Excepto num sentido: na força visual. O sentido de composição, o rigor dos enquadramentos, a austeridade da mise en scène, tudo isto está cada vez mais depurado em Costa (inefável fotografia de Leonardo Simões), fazendo do seu cinema uma experiência cada vez mais visualmente arrebatadora nos seus jogos pictóricos de luz e sombra, na sua noite escuríssima onde mortos e vivos parecem coexistir, na imponência vertical dos edifícios desgastados onde os seus heróis habitam, na habilidade em fazer da textura dos rostos, das mãos, das roupas e dos cabelos das personagens matéria-prima para um épico magoado de enorme intimidade, e nessa inacreditável capacidade de filmar os olhos… os olhos sofredores dos renegados de Costa que cada vez mais brotam resistência com a mesma intensidade com que a lava sai de um vulcão.

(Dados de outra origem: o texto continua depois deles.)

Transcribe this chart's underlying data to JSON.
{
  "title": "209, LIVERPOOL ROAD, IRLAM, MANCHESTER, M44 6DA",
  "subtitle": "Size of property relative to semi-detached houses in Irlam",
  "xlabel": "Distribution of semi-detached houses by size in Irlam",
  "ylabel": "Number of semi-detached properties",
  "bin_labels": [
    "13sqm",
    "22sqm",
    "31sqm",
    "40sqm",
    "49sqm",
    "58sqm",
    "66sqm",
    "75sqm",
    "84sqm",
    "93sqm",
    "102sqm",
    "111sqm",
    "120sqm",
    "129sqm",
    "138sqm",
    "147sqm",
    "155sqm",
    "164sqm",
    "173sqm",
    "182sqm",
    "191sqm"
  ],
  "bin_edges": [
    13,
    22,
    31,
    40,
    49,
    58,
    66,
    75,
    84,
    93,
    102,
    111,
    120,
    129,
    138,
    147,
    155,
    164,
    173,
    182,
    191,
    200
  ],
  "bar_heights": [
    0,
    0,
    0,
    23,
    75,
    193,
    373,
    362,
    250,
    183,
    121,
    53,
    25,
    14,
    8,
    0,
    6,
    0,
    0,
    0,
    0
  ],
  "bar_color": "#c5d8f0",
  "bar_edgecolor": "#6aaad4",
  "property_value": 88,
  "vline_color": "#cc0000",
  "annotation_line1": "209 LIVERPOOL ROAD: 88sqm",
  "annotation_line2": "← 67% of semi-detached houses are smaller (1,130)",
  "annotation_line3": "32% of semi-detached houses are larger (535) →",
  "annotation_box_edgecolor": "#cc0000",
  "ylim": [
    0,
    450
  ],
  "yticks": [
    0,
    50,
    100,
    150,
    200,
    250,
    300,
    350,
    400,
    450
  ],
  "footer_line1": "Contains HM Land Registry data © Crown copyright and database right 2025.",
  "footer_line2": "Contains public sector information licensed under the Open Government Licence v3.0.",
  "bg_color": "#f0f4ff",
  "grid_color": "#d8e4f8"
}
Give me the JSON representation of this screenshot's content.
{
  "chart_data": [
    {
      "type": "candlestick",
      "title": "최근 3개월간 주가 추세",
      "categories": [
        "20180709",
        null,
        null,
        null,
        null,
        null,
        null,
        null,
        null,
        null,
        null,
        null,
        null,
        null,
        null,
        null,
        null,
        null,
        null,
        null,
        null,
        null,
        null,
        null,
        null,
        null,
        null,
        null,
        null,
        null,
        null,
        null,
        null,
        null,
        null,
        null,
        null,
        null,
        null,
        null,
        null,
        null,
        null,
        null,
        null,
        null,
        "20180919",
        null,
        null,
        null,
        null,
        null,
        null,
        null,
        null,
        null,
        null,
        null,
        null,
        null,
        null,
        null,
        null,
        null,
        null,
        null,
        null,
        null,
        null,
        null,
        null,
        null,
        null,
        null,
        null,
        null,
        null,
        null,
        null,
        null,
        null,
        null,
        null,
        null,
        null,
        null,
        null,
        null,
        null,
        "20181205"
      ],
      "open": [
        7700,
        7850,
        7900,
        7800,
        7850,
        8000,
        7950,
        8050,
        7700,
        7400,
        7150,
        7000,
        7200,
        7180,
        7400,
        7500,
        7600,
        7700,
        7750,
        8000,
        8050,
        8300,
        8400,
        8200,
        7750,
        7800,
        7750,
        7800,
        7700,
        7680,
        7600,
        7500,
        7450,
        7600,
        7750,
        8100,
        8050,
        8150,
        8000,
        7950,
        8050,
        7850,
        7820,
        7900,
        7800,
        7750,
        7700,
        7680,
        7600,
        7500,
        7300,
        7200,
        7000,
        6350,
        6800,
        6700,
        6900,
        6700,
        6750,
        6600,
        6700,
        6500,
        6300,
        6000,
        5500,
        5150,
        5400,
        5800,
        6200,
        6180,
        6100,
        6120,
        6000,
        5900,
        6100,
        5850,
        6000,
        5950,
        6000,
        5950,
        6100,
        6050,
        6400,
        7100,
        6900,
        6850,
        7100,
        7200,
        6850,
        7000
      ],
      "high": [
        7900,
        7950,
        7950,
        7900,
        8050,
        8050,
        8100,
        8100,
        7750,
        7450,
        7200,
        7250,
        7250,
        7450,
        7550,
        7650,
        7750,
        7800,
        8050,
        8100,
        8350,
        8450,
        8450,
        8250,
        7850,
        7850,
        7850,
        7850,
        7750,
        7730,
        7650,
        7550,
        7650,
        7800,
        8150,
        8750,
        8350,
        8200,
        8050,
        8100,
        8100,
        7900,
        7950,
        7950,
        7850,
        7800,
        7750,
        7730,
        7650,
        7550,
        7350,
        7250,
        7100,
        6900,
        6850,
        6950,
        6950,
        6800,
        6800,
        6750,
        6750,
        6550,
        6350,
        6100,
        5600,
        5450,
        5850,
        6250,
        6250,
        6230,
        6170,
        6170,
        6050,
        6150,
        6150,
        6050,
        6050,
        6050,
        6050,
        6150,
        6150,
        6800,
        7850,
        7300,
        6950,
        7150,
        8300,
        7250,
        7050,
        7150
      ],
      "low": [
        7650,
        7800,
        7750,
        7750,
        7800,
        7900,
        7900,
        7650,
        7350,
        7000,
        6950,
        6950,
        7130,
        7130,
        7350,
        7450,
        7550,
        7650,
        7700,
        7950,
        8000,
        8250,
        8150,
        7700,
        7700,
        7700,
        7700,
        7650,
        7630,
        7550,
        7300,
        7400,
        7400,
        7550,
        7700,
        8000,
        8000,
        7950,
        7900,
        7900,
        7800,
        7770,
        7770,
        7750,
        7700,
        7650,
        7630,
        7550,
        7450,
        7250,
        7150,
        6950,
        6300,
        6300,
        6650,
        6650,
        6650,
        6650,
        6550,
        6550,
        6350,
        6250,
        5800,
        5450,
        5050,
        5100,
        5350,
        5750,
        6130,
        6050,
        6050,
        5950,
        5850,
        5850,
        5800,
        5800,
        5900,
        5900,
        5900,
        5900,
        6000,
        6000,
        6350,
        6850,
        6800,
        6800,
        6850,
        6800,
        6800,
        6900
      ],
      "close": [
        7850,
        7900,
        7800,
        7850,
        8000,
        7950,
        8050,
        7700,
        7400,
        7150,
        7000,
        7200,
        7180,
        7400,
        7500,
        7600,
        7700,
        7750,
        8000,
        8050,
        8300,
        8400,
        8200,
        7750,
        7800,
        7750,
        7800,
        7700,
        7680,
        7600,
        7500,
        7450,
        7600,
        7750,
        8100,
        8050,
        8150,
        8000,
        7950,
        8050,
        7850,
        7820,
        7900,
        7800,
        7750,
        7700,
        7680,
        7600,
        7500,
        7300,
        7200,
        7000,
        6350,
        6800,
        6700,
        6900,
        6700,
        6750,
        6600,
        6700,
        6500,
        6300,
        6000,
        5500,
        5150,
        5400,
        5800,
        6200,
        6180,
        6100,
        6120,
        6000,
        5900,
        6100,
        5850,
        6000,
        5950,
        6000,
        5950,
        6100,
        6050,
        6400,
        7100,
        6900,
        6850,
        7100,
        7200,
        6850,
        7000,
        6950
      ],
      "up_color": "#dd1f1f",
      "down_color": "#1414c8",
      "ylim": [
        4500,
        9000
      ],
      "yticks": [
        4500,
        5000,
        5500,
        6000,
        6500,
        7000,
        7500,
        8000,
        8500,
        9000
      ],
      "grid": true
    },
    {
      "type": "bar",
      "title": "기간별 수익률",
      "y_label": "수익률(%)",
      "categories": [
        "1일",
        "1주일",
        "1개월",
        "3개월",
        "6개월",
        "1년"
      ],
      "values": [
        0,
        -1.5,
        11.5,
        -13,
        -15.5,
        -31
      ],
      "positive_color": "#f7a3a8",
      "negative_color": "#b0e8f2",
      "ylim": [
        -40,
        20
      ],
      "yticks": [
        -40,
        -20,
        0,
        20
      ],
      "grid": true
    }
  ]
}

Bastaria isto tudo para referir o inevitável, de que se poderá falar de Vitalina Varela como o filme de Costa mais esperançoso. Mas queremos fazer um último acrescento, o facto de, depois de tanto tempo dentro da casa da protagonista a cair aos poucos, vermos uma outra naquela pequena coda, filmada em Cabo Verde, a ser construída. Talvez seja a recordação de um passado saudoso ou a imagem de um sonho ainda não destruído. Seja o que for, se não for ele, acreditamos que fosse algo tão belo e sereno como esse cenário o que estava escrito na carta que ressuscitou o sorriso jazido de Vitalina.